Bill Hocker | Sep 14, 2015NVR:
NCTPA wrapping up countywide transportation plan
As usual I am coming late to the major development projects being proposed in the county. As with most of them, the solutions being proposed to the problems created by previous development is - more development. Traffic has become the most evident of the problems created by the continuous expansion of the tourism industry and imported-grape wine industry in the county. Both the county and the municipalities have continued to do what all local governments, as tools of development interests, have done: sanction the conversion of vacant land into buildings with the promise of jobs and fees and taxes necessary to pay for the impacts of previously approved projects.
The Napa County Transportation and Planning Agency has been working for several years qon its
Vision 2040 Plan to propose solutions to the traffic congestion that now impacts everyone's daily life in the county. The solutions proposed are nuts and bolts mitigations of existing problems: widen the congested stretches, signalize the blocked intersections and build a flyover for the worst of them. And then there are the enormous amounts to be spent on hopeful solutions. Maybe more people will use buses if enough money is spent on maintenance or schedules. Maybe the population will decide bicycles are a more convenient mode of travel if enough money is spent on the vine trail.
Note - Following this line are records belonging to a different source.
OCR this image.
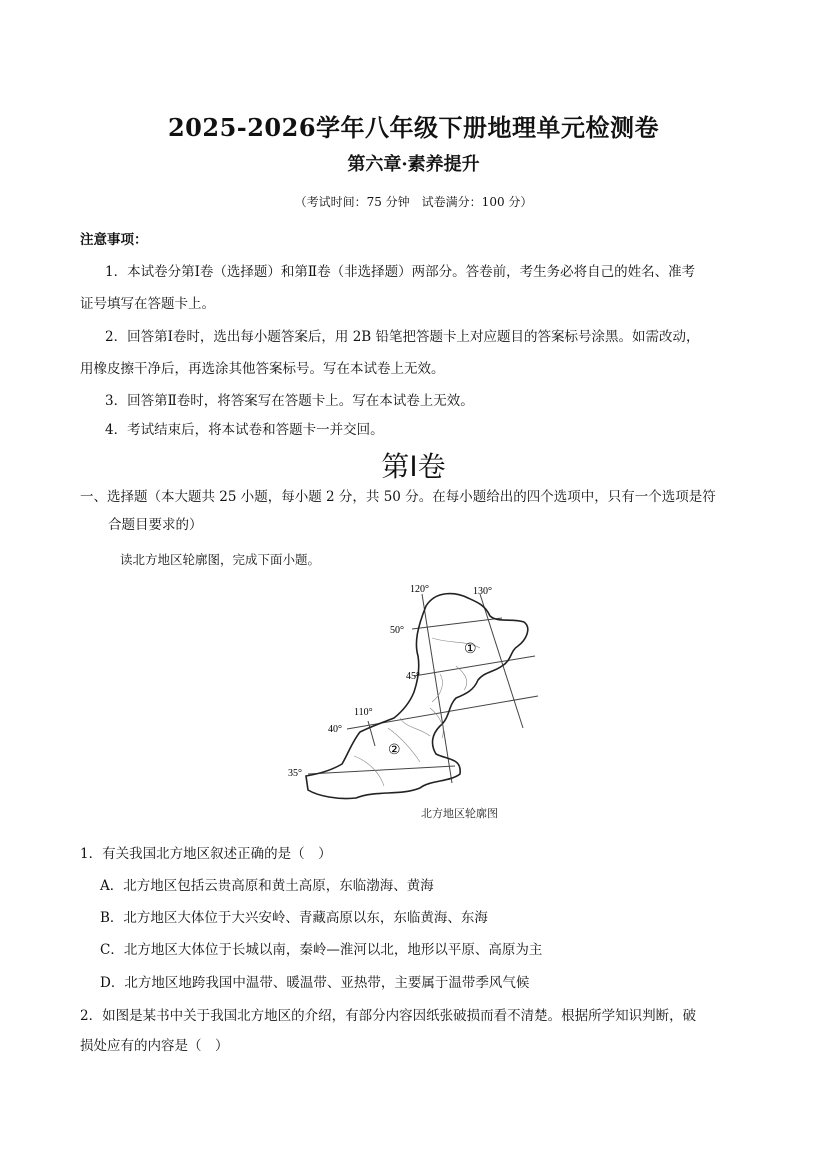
2025-2026学年八年级下册地理单元检测卷
第六章·素养提升
（考试时间：75 分钟　试卷满分：100 分）
注意事项：
1．本试卷分第Ⅰ卷（选择题）和第Ⅱ卷（非选择题）两部分。答卷前，考生务必将自己的姓名、准考
证号填写在答题卡上。
2．回答第Ⅰ卷时，选出每小题答案后，用 2B 铅笔把答题卡上对应题目的答案标号涂黑。如需改动，
用橡皮擦干净后，再选涂其他答案标号。写在本试卷上无效。
3．回答第Ⅱ卷时，将答案写在答题卡上。写在本试卷上无效。
4．考试结束后，将本试卷和答题卡一并交回。
第Ⅰ卷
一、选择题（本大题共 25 小题，每小题 2 分，共 50 分。在每小题给出的四个选项中，只有一个选项是符
合题目要求的）
读北方地区轮廓图，完成下面小题。
120°	130°
110°
50°
45°
40°
35°
①
②
北方地区轮廓图
1．有关我国北方地区叙述正确的是（　）
A．北方地区包括云贵高原和黄土高原，东临渤海、黄海
B．北方地区大体位于大兴安岭、青藏高原以东，东临黄海、东海
C．北方地区大体位于长城以南，秦岭—淮河以北，地形以平原、高原为主
D．北方地区地跨我国中温带、暖温带、亚热带，主要属于温带季风气候
2．如图是某书中关于我国北方地区的介绍，有部分内容因纸张破损而看不清楚。根据所学知识判断，破
损处应有的内容是（　）
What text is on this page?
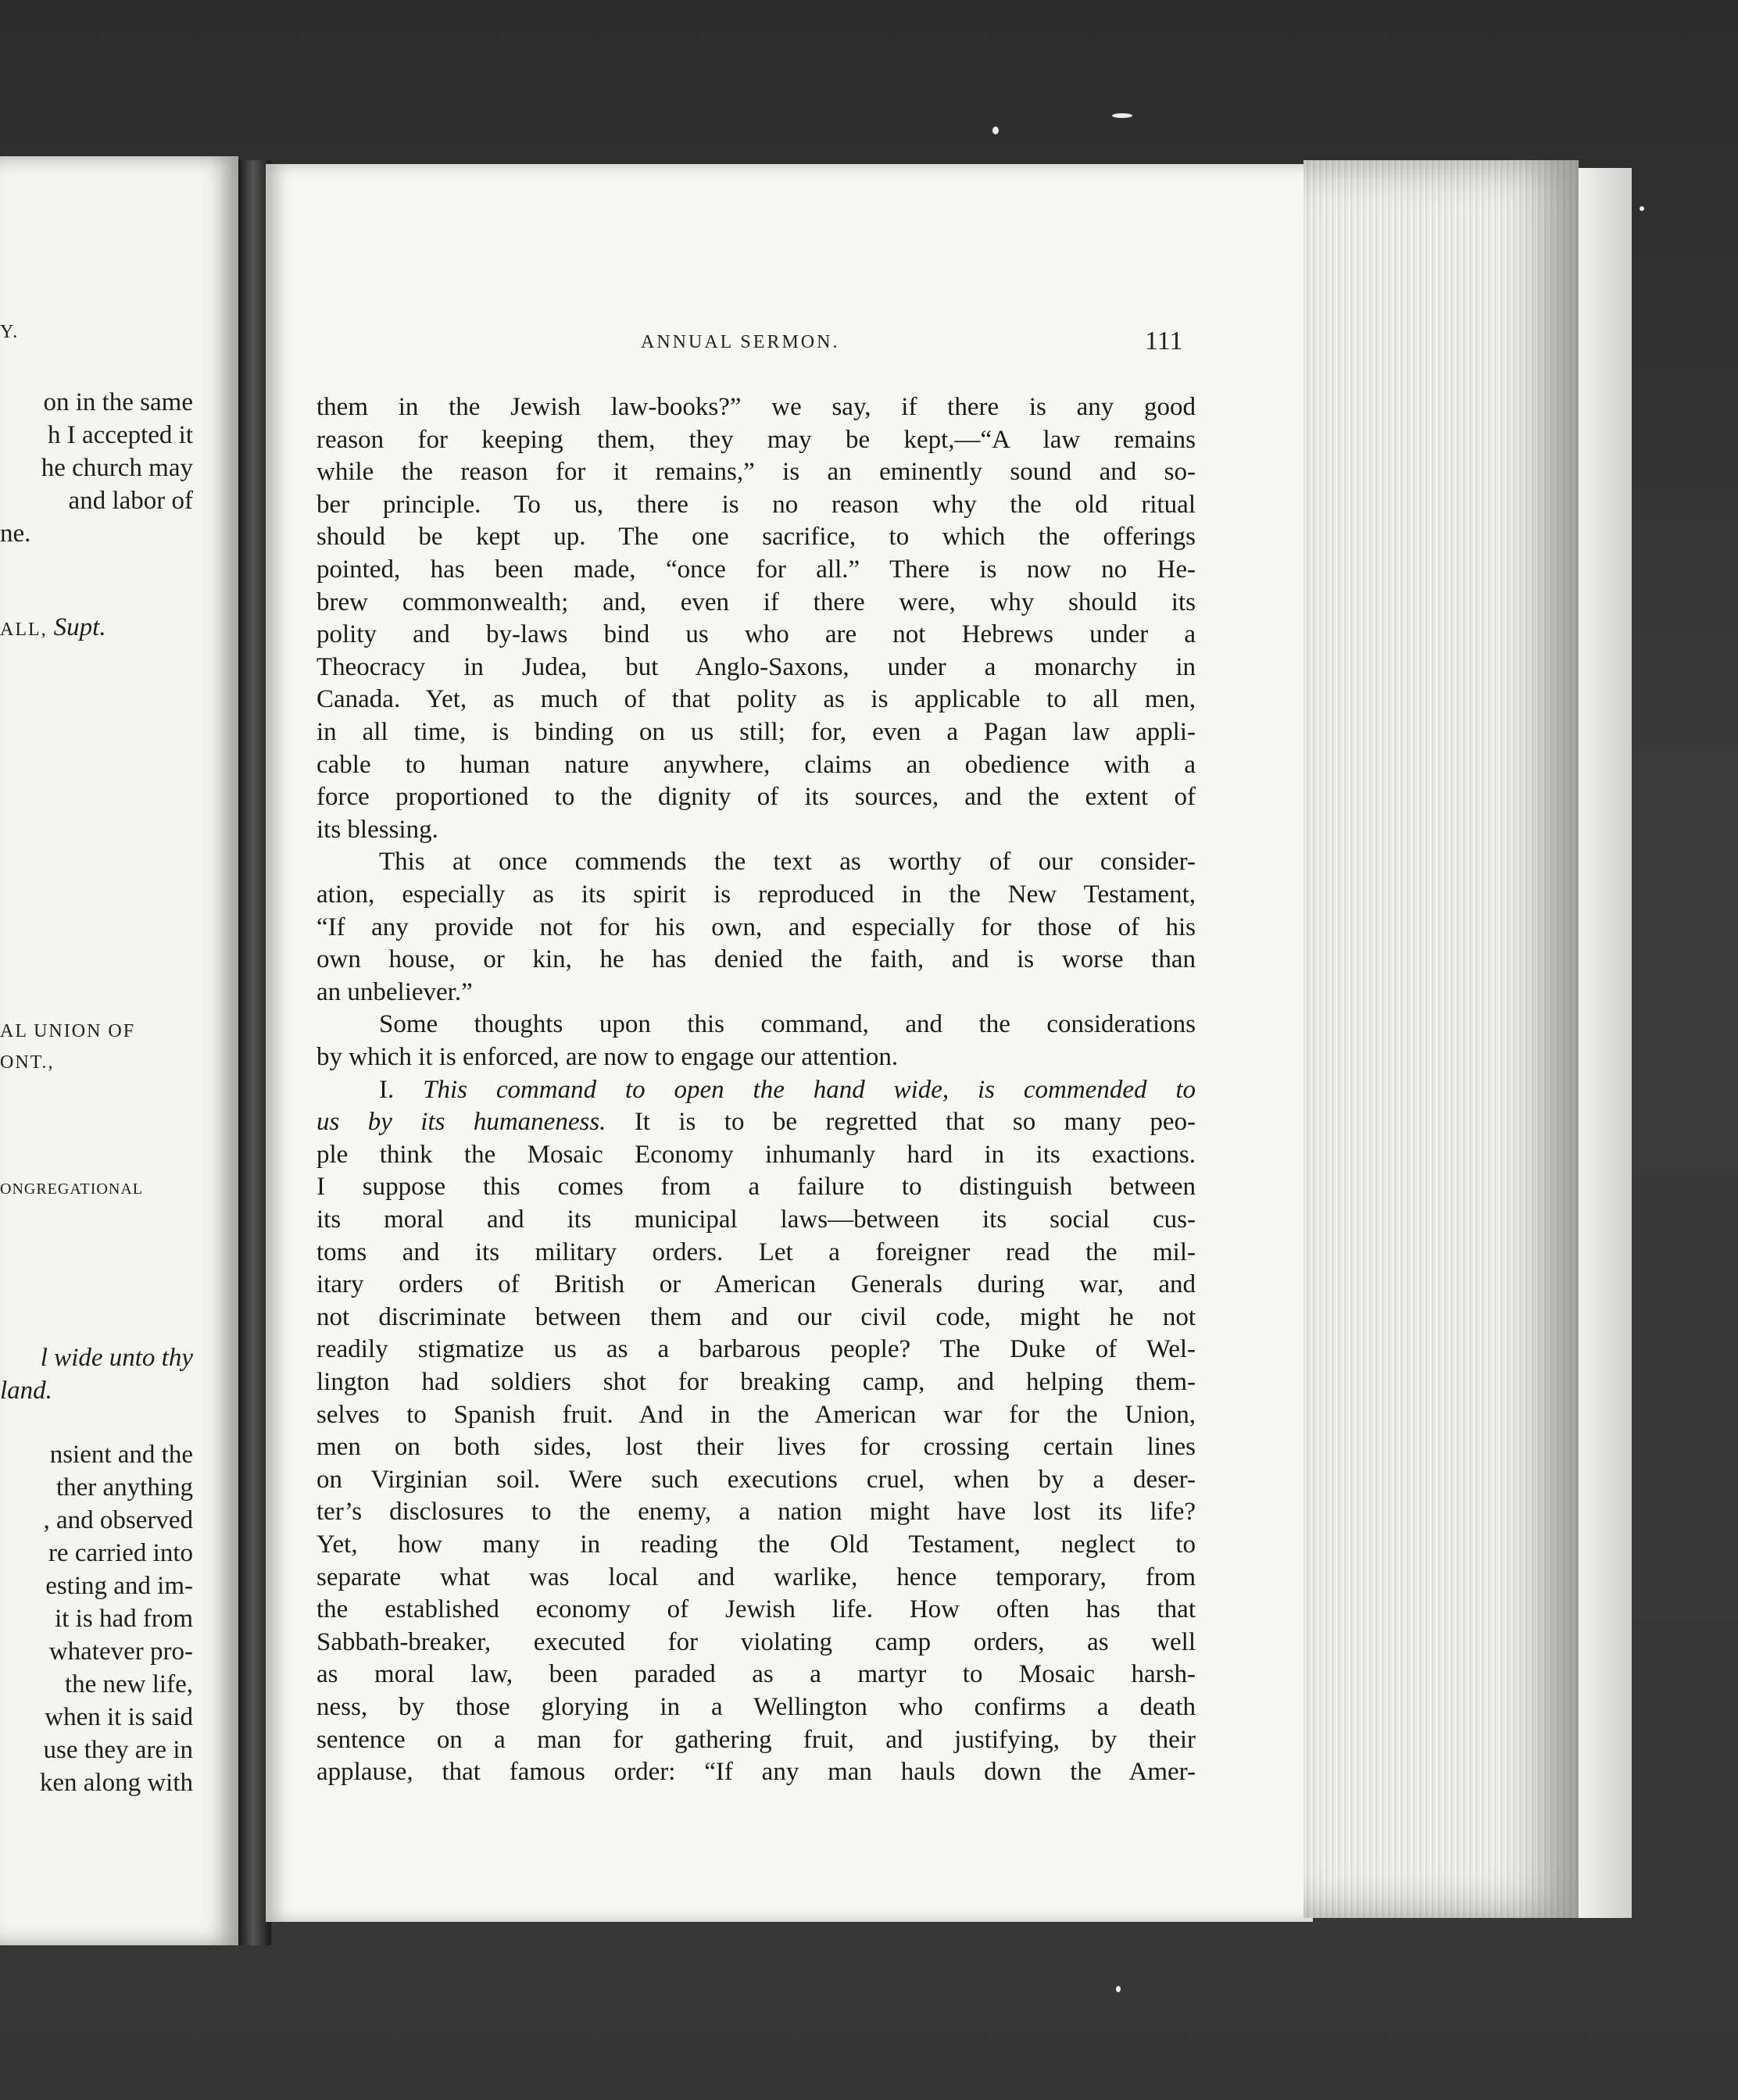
Y.
on in the same
h I accepted it
he church may
and labor of
ne.
ALL, Supt.
AL UNION OF
ONT.,
ONGREGATIONAL
l wide unto thy
land.
nsient and the
ther anything
, and observed
re carried into
esting and im-
it is had from
whatever pro-
the new life,
when it is said
use they are in
ken along with
ANNUAL SERMON.	111
them in the Jewish law-books?” we say, if there is any good
reason for keeping them, they may be kept,—“A law remains
while the reason for it remains,” is an eminently sound and so-
ber principle. To us, there is no reason why the old ritual
should be kept up. The one sacrifice, to which the offerings
pointed, has been made, “once for all.” There is now no He-
brew commonwealth; and, even if there were, why should its
polity and by-laws bind us who are not Hebrews under a
Theocracy in Judea, but Anglo-Saxons, under a monarchy in
Canada. Yet, as much of that polity as is applicable to all men,
in all time, is binding on us still; for, even a Pagan law appli-
cable to human nature anywhere, claims an obedience with a
force proportioned to the dignity of its sources, and the extent of
its blessing.
This at once commends the text as worthy of our consider-
ation, especially as its spirit is reproduced in the New Testament,
“If any provide not for his own, and especially for those of his
own house, or kin, he has denied the faith, and is worse than
an unbeliever.”
Some thoughts upon this command, and the considerations
by which it is enforced, are now to engage our attention.
I. This command to open the hand wide, is commended to
us by its humaneness. It is to be regretted that so many peo-
ple think the Mosaic Economy inhumanly hard in its exactions.
I suppose this comes from a failure to distinguish between
its moral and its municipal laws—between its social cus-
toms and its military orders. Let a foreigner read the mil-
itary orders of British or American Generals during war, and
not discriminate between them and our civil code, might he not
readily stigmatize us as a barbarous people? The Duke of Wel-
lington had soldiers shot for breaking camp, and helping them-
selves to Spanish fruit. And in the American war for the Union,
men on both sides, lost their lives for crossing certain lines
on Virginian soil. Were such executions cruel, when by a deser-
ter’s disclosures to the enemy, a nation might have lost its life?
Yet, how many in reading the Old Testament, neglect to
separate what was local and warlike, hence temporary, from
the established economy of Jewish life. How often has that
Sabbath-breaker, executed for violating camp orders, as well
as moral law, been paraded as a martyr to Mosaic harsh-
ness, by those glorying in a Wellington who confirms a death
sentence on a man for gathering fruit, and justifying, by their
applause, that famous order: “If any man hauls down the Amer-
Such traffic mitigations, unfortunately, will never keep pace with the increase in traffic as long as the current amount of building development continues in the county. The mitigations proposed by NCTPA may help with the existing problems citizens have complained about. But by the time those mitigations are in place, 150 more tourism wineries or winery expansions will be built promising tens of thousands of new events, 3000 housing units will be built, hundreds of thousands of square feet of commercial space will be built, several major resorts and hotels will be built, a new jail will be built and, of course, a Costco will be built. All will bring more tourists, and workers, and shoppers and residents - and their vehicles.
And the reality is that the easier you make it to get from one place to another the more people and development are attracted to come. The level of congestion quickly rises again to the not-quite-tolerable awaiting more costly mitigations. (Since the completion of the Jameson Canyon widening, its intersection with Hwy 29 has become hopelessly clogged as traffic seeks the easiest route to get from Sacramento to the Napa Valley and points east). What is never proposed is that development should be stopped first, and then, once you know that no more buildings will be built and no more jobs created, at least for a predictable period of time, efforts can be undertaken to make getting from one place to another more bearable.
NCTPA is doing what it is charged to do: make proposals to try to relieve existing problems. It is up to city and county governments to limit the development that will create the traffic of the future.